Important components including dietary fiber, B vitamins, and iron are taken out of flour tortillas during the milling procedure that turns whole grains into processed flour. What’s left over is a refined, carbohydrate-rich flour product that, without complex carbohydrates, your body quickly breaks down. Therefore, it makes sense that flour tortillas have a high glycemic index (GI) score of 71, which indicates a potential blood sugar surge. (Learn all about foods with low and high glycemic indexes (GI) and check out our article on the distinction between glycemic load and glycemic index to learn more.)

These high-glycemic foods should be avoided by people with chronic high blood sugar and those who are prone to sharp changes in blood sugar levels.

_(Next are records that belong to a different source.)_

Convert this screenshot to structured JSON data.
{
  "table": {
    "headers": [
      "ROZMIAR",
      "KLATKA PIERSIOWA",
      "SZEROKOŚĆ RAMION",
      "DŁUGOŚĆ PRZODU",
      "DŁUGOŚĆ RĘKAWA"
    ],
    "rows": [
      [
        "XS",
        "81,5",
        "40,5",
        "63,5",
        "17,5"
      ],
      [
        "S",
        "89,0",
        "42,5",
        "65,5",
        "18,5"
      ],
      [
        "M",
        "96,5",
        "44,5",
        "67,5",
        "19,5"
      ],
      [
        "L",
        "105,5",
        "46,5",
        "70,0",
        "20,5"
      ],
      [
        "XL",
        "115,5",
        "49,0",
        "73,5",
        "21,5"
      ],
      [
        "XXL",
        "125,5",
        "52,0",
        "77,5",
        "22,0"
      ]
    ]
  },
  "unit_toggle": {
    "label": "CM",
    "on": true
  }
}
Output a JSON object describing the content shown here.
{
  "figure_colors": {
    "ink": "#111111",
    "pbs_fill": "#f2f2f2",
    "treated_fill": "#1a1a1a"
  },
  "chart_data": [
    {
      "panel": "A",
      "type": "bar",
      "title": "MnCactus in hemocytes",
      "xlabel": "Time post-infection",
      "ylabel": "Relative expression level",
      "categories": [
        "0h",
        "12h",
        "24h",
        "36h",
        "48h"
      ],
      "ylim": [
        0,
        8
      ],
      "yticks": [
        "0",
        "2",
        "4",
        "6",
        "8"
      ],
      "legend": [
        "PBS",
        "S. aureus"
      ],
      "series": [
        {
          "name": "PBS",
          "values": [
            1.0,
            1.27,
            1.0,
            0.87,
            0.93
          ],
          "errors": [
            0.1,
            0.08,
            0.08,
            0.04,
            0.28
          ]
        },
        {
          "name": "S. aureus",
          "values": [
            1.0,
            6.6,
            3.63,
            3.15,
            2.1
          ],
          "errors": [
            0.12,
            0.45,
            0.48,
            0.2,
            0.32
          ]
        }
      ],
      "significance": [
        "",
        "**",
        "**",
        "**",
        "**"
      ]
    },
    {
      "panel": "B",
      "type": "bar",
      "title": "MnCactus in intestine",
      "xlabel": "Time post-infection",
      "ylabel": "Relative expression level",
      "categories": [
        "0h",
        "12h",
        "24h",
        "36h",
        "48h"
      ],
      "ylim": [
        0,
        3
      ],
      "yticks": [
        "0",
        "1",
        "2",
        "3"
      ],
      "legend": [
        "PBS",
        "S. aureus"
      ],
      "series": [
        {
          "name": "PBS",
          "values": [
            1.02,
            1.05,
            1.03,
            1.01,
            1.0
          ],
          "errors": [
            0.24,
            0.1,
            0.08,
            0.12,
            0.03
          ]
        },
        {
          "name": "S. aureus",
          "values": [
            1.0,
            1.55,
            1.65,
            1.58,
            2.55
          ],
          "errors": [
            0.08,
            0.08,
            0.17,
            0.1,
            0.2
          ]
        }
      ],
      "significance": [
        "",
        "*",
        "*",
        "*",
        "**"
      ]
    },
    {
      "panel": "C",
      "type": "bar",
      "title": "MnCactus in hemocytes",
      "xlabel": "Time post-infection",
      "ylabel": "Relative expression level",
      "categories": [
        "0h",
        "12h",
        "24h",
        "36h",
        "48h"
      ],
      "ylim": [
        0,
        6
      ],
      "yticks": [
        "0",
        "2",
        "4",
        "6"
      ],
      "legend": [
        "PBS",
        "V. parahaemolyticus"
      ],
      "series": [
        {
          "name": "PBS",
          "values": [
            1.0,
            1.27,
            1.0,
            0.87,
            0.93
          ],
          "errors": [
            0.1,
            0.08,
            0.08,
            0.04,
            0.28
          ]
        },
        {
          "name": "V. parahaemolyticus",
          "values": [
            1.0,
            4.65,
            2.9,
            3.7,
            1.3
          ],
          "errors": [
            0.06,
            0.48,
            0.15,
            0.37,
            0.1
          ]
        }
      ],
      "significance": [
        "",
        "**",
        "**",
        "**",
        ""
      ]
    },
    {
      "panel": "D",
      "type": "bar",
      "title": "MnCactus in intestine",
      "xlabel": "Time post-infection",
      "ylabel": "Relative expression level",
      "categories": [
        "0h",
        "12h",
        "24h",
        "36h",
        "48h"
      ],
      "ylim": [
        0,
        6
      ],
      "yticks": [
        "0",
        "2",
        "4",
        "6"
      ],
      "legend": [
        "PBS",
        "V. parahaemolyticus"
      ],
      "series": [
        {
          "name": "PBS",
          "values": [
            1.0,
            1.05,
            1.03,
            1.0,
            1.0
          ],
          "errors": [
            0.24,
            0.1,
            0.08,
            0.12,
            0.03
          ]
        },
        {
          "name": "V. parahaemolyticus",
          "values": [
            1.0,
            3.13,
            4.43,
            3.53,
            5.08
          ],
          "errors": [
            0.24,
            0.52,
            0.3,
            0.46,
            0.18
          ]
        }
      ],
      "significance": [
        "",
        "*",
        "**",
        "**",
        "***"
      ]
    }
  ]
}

To help regulate and maintain your blood sugar levels, choose foods with lower glycemic index and glycemic loads, such as non-starchy, high-fiber vegetables. (See our study on 7 Simple Ways to Control Blood Sugar Spikes for more advice on how to properly control your blood sugar levels.)

Contrary to popular opinion, some carbs are necessary for the body to function properly and provide energy. But it’s best to be mindful of the quantity and kinds of carbs you eat. Dramatic changes in blood sugar levels place a strain on the body’s mechanisms that control it and can raise your chances of developing diabetes and hypoglycemia. Confused About Carbohydrates? clarifies this further. See also The Connection Between Blood Sugar and Diabetes in our guide.

Since they rank lower on the glycemic index than flour tortillas, corn and wheat tortillas are less likely to cause a blood sugar spike. However, these alternatives, like flour tortillas, probably also include bleaching agents and food preservation chemicals to prolong the item’s shelf life. Furthermore, despite the fact that whole wheat tortillas may seem healthier than those made from refined flour, some of them may contain up to 380 mg or more of sodium.

Although spinach and tomato wraps may appear to be healthier options, you’ll find that they frequently include only a little amount of spinach or tomato and are manufactured with refined flour. To identify any warning signs like a high sodium content, the use of refined flour, or a high concentration of saturated fats, be sure to read the nutritional label and the ingredients list on the back.

Are corn or flour tortillas safe for diabetics to eat?

Definitely, yes! Absolutely, tortillas can be a part of a diabetes- or blood-sugar-friendly dietary pattern. We’ll start by addressing your concern regarding whether or not you can consume tortillas if you have diabetes. Yes, even if you have diabetes, you can eat tortillas.

However, some tortilla varieties are better for diabetics than others, and there are particular foods and nutrients we should aim to mix with them to prevent blood sugar increases after eating.